House prices rose by just 0.1% in October and by 0.3% in November, the Land Registry and Halifax have respectively reported.
According to the Land Registry, the average house price in England and Wales in October stood at £177,377 – still below the peak of £181,269 in November 2007, but up 7.7% on October last year.
The Halifax gives a ‘seasonally adjusted’ average house price of £189,388 for November, barely up from October’s £189,333.
The lender puts annual house price inflation at 8.5% – which pales into insignificance beside reports that a studio flat at Battersea Power Station that sold off-plan for£1m is coming back to the market six months later for £1.5m.

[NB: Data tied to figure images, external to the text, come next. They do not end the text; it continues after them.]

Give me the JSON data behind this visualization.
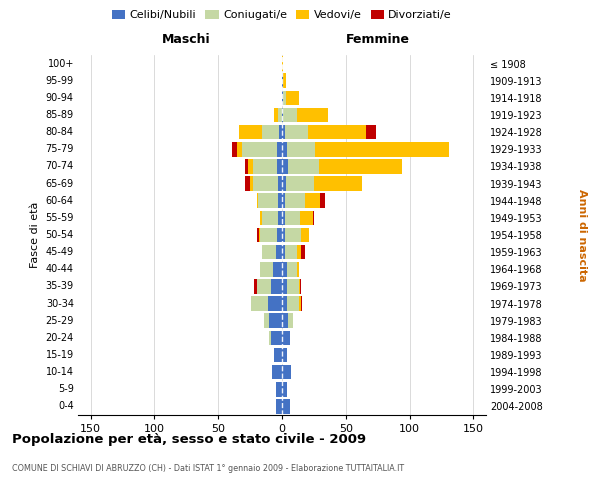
{
  "age_groups": [
    "0-4",
    "5-9",
    "10-14",
    "15-19",
    "20-24",
    "25-29",
    "30-34",
    "35-39",
    "40-44",
    "45-49",
    "50-54",
    "55-59",
    "60-64",
    "65-69",
    "70-74",
    "75-79",
    "80-84",
    "85-89",
    "90-94",
    "95-99",
    "100+"
  ],
  "birth_years": [
    "2004-2008",
    "1999-2003",
    "1994-1998",
    "1989-1993",
    "1984-1988",
    "1979-1983",
    "1974-1978",
    "1969-1973",
    "1964-1968",
    "1959-1963",
    "1954-1958",
    "1949-1953",
    "1944-1948",
    "1939-1943",
    "1934-1938",
    "1929-1933",
    "1924-1928",
    "1919-1923",
    "1914-1918",
    "1909-1913",
    "≤ 1908"
  ],
  "colors": {
    "celibe": "#4472C4",
    "coniugato": "#c5d8a4",
    "vedovo": "#ffc000",
    "divorziato": "#c00000"
  },
  "maschi": {
    "celibe": [
      5,
      5,
      8,
      6,
      9,
      10,
      11,
      9,
      7,
      5,
      4,
      3,
      3,
      3,
      4,
      4,
      2,
      0,
      0,
      0,
      0
    ],
    "coniugato": [
      0,
      0,
      0,
      0,
      1,
      4,
      13,
      11,
      10,
      11,
      13,
      13,
      16,
      20,
      19,
      27,
      14,
      3,
      0,
      0,
      0
    ],
    "vedovo": [
      0,
      0,
      0,
      0,
      0,
      0,
      0,
      0,
      0,
      0,
      1,
      1,
      1,
      2,
      4,
      4,
      18,
      3,
      0,
      0,
      0
    ],
    "divorziato": [
      0,
      0,
      0,
      0,
      0,
      0,
      0,
      2,
      0,
      0,
      2,
      0,
      0,
      4,
      2,
      4,
      0,
      0,
      0,
      0,
      0
    ]
  },
  "femmine": {
    "nubile": [
      6,
      4,
      7,
      4,
      6,
      5,
      4,
      4,
      4,
      2,
      2,
      2,
      2,
      3,
      5,
      4,
      2,
      1,
      1,
      1,
      0
    ],
    "coniugata": [
      0,
      0,
      0,
      0,
      0,
      4,
      9,
      9,
      8,
      10,
      13,
      12,
      16,
      22,
      24,
      22,
      18,
      11,
      2,
      0,
      0
    ],
    "vedova": [
      0,
      0,
      0,
      0,
      0,
      0,
      2,
      1,
      1,
      3,
      6,
      10,
      12,
      38,
      65,
      105,
      46,
      24,
      10,
      2,
      1
    ],
    "divorziata": [
      0,
      0,
      0,
      0,
      0,
      0,
      1,
      1,
      0,
      3,
      0,
      1,
      4,
      0,
      0,
      0,
      8,
      0,
      0,
      0,
      0
    ]
  },
  "title": "Popolazione per età, sesso e stato civile - 2009",
  "subtitle": "COMUNE DI SCHIAVI DI ABRUZZO (CH) - Dati ISTAT 1° gennaio 2009 - Elaborazione TUTTAITALIA.IT",
  "xlabel_maschi": "Maschi",
  "xlabel_femmine": "Femmine",
  "ylabel_left": "Fasce di età",
  "ylabel_right": "Anni di nascita",
  "xlim": 160,
  "background_color": "#ffffff",
  "grid_color": "#cccccc",
  "legend": [
    "Celibi/Nubili",
    "Coniugati/e",
    "Vedovi/e",
    "Divorziati/e"
  ]
}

The property is still unbuilt – indeed, work is a long way off even starting – and will not be completed until 2018.
The estate agent expecting to get the instruction is Henry Winter, who says the vendor is someone they met at a property conference in Dubai.
Agents seem agreed that Battersea Power Station (pictured) is its own market place.

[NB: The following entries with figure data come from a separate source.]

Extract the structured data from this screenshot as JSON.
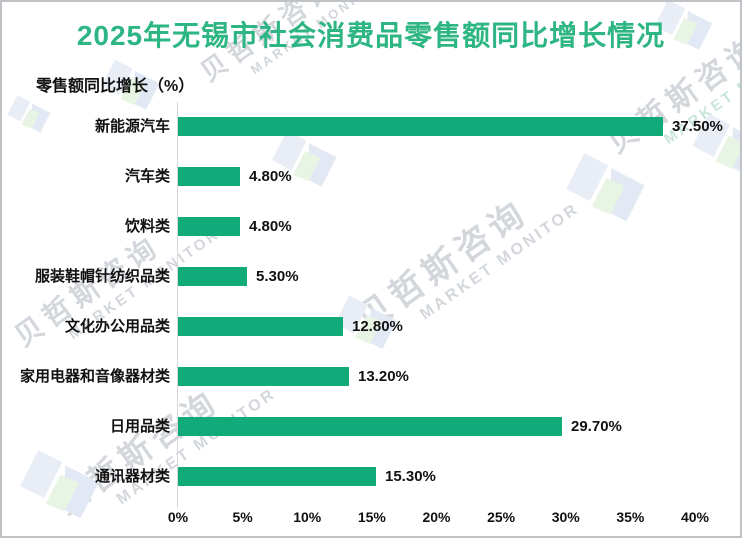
{
  "page": {
    "title": "2025年无锡市社会消费品零售额同比增长情况",
    "y_axis_label": "零售额同比增长（%）"
  },
  "chart_data": {
    "type": "bar",
    "orientation": "horizontal",
    "title": "2025年无锡市社会消费品零售额同比增长情况",
    "ylabel": "零售额同比增长（%）",
    "xlabel": "",
    "categories": [
      "新能源汽车",
      "汽车类",
      "饮料类",
      "服装鞋帽针纺织品类",
      "文化办公用品类",
      "家用电器和音像器材类",
      "日用品类",
      "通讯器材类"
    ],
    "values": [
      37.5,
      4.8,
      4.8,
      5.3,
      12.8,
      13.2,
      29.7,
      15.3
    ],
    "value_labels": [
      "37.50%",
      "4.80%",
      "4.80%",
      "5.30%",
      "12.80%",
      "13.20%",
      "29.70%",
      "15.30%"
    ],
    "xlim": [
      0,
      40
    ],
    "x_ticks": [
      "0%",
      "5%",
      "10%",
      "15%",
      "20%",
      "25%",
      "30%",
      "35%",
      "40%"
    ],
    "grid": false,
    "legend": false,
    "bar_color": "#10ab79"
  },
  "watermark": {
    "brand_cn": "贝哲斯咨询",
    "brand_en": "MARKET MONITOR"
  },
  "colors": {
    "bar": "#10ab79",
    "title": "#2eb584",
    "text": "#111111",
    "axis_line": "#d8d8d8",
    "frame": "#bfc3c8",
    "watermark_text": "#d3d7dc",
    "watermark_text_green": "#c7e6d8",
    "watermark_logo_blue": "#e9eef6",
    "watermark_logo_blue2": "#e2e9f4",
    "watermark_logo_green": "#e8f4e4"
  }
}
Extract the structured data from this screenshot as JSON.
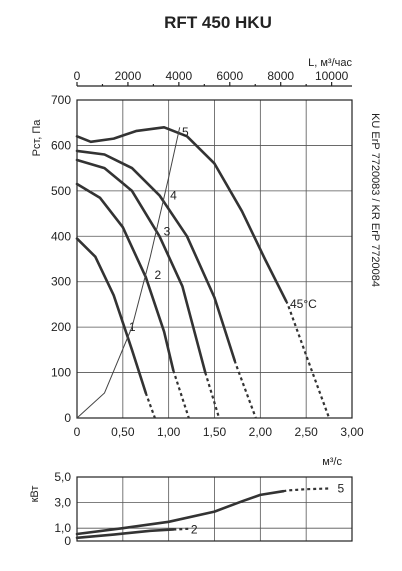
{
  "chart_data": [
    {
      "type": "line",
      "title": "RFT 450 HKU",
      "xlabel_top": "L, м³/час",
      "x_top_ticks": [
        "0",
        "2000",
        "4000",
        "6000",
        "8000",
        "10000"
      ],
      "x_top_lim": [
        0,
        10800
      ],
      "xlabel": "м³/с",
      "x_ticks": [
        "0",
        "0,50",
        "1,00",
        "1,50",
        "2,00",
        "2,50",
        "3,00"
      ],
      "xlim": [
        0,
        3.0
      ],
      "ylabel": "Рст, Па",
      "y_ticks": [
        "0",
        "100",
        "200",
        "300",
        "400",
        "500",
        "600",
        "700"
      ],
      "ylim": [
        0,
        700
      ],
      "side_label": "KU ErP 7720083 / KR ErP 7720084",
      "annotation": "45°C",
      "grid": true,
      "series": [
        {
          "name": "1",
          "x": [
            0,
            0.2,
            0.4,
            0.6,
            0.75,
            0.85
          ],
          "y": [
            395,
            355,
            270,
            150,
            55,
            0
          ],
          "dashed_from": 0.75
        },
        {
          "name": "2",
          "x": [
            0,
            0.25,
            0.5,
            0.75,
            0.95,
            1.05,
            1.22
          ],
          "y": [
            515,
            485,
            420,
            310,
            190,
            105,
            0
          ],
          "dashed_from": 1.05
        },
        {
          "name": "3",
          "x": [
            0,
            0.3,
            0.6,
            0.9,
            1.15,
            1.4,
            1.55
          ],
          "y": [
            568,
            550,
            500,
            400,
            290,
            100,
            0
          ],
          "dashed_from": 1.4
        },
        {
          "name": "4",
          "x": [
            0,
            0.3,
            0.6,
            0.9,
            1.2,
            1.5,
            1.73,
            1.95
          ],
          "y": [
            588,
            580,
            550,
            490,
            400,
            265,
            120,
            0
          ],
          "dashed_from": 1.72
        },
        {
          "name": "5",
          "x": [
            0,
            0.15,
            0.4,
            0.65,
            0.95,
            1.2,
            1.5,
            1.8,
            2.05,
            2.3,
            2.55,
            2.75
          ],
          "y": [
            620,
            608,
            615,
            632,
            640,
            620,
            560,
            455,
            350,
            250,
            110,
            0
          ],
          "dashed_from": 2.28
        }
      ],
      "system_curve": {
        "x": [
          0,
          0.3,
          0.6,
          0.8,
          1.0,
          1.12
        ],
        "y": [
          0,
          55,
          200,
          355,
          530,
          640
        ]
      }
    },
    {
      "type": "line",
      "xlabel": "",
      "ylabel": "кВт",
      "y_ticks": [
        "0",
        "1,0",
        "3,0",
        "5,0"
      ],
      "ylim": [
        0,
        5
      ],
      "xlim": [
        0,
        3.0
      ],
      "grid": true,
      "series": [
        {
          "name": "5",
          "x": [
            0,
            0.5,
            1.0,
            1.5,
            1.8,
            2.0,
            2.3,
            2.5,
            2.75
          ],
          "y": [
            0.55,
            1.0,
            1.5,
            2.3,
            3.1,
            3.6,
            3.95,
            4.05,
            4.1
          ],
          "dashed_from": 2.25
        },
        {
          "name": "2",
          "x": [
            0,
            0.4,
            0.8,
            1.05,
            1.22
          ],
          "y": [
            0.25,
            0.5,
            0.8,
            0.9,
            0.95
          ],
          "dashed_from": 1.05
        }
      ]
    }
  ]
}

Otherwise, we’d say that the seller might be a tad optimistic at the thought of a £500,000 uplift within six months. Knight Frank has just reported that London prices have fallen– only by 0.2%, but it is the first monthly decrease in over three years, and discounting that minor dip, marks the end of a five-year run of growth in which London house prices shot up 73%.
* Better late than never? Tonight, Channel 4 is due to screen The British Property Boom at 8pm.
According to the blurb, house prices in towns and cities are reaching record heights. It asks whether London will soon be off-limits to all but the very rich and to foreign investors, and investigates the consequences for buyers and sellers across the country.
Looks like Dell and Rodders splashed some cash on a Grand Designs make over for Nelson Mandela House.